Katherine came down the hall as he closed his telephone. She was dressed in clean jeans and a black mid-length coat. Her hair was pulled back. She crossed the room and gave him a kiss, and he kissed her back on the lips. He’d made love to her out there in the jungle, and he’d lied to her, and it was all designed to make her believe in him so he could get her on a plane and out of the country. He didn’t feel bad about it. Maybe, he thought, as he held her, it was all the lying he was doing that was making him strange in the head.
“Are you ready?” he said.
“Yes. Let me get my suitcase. Are you bringing much?” she asked. “My sister is picking us up at the airport, but she only has a VW.”
“No. Not much,” he said. “I’m sure it will be fine.”
Selva had sent him a big chase car, an American Suburban filled with his bodyguards. That was part of the deal. The Chevy Suburban was following him to the airport to make sure nothing happened. It was a short drive from Carl’s apartment.
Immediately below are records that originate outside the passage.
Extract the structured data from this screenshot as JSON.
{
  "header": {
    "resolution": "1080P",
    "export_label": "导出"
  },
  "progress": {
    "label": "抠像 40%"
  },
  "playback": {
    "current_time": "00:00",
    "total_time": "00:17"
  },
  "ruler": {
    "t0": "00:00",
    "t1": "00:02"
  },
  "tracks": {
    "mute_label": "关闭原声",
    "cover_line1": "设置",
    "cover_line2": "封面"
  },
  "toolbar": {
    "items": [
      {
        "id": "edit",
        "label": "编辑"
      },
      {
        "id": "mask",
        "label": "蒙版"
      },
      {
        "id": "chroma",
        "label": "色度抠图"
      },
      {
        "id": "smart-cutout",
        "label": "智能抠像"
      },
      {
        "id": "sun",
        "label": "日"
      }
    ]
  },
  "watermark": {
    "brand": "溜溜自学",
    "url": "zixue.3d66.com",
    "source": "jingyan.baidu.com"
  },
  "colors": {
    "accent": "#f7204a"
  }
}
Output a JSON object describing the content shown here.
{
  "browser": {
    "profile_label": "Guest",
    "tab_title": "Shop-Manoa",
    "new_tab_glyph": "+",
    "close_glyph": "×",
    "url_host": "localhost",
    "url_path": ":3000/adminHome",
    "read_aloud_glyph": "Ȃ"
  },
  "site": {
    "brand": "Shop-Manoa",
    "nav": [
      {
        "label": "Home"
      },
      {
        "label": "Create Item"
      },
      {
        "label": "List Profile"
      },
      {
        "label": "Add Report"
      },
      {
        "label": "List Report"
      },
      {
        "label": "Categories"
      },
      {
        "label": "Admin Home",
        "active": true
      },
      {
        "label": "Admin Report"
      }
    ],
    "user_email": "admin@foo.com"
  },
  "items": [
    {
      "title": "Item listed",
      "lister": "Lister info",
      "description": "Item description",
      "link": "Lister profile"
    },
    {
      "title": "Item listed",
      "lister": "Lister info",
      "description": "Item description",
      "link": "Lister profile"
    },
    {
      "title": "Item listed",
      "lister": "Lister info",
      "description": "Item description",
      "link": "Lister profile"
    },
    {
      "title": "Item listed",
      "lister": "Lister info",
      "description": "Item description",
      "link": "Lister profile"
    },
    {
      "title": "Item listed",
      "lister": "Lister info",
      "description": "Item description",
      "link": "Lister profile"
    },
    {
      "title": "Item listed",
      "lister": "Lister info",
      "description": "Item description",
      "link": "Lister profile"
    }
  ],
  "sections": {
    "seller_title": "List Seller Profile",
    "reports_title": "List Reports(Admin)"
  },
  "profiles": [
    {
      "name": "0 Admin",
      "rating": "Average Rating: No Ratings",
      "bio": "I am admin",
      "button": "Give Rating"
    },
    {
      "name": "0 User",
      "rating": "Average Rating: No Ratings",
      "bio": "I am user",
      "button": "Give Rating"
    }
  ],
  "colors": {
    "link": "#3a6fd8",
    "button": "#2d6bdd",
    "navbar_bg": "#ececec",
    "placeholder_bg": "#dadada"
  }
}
He listened to Katherine make plans for their future. She said they would stay with her sister in New York until the paper reassigned him. Then they would see. She might quit her job, she said. She reached over and held his hand as they drove. He wanted to tell her then. But it felt mean, putting her straight about the way things really were, so he didn’t.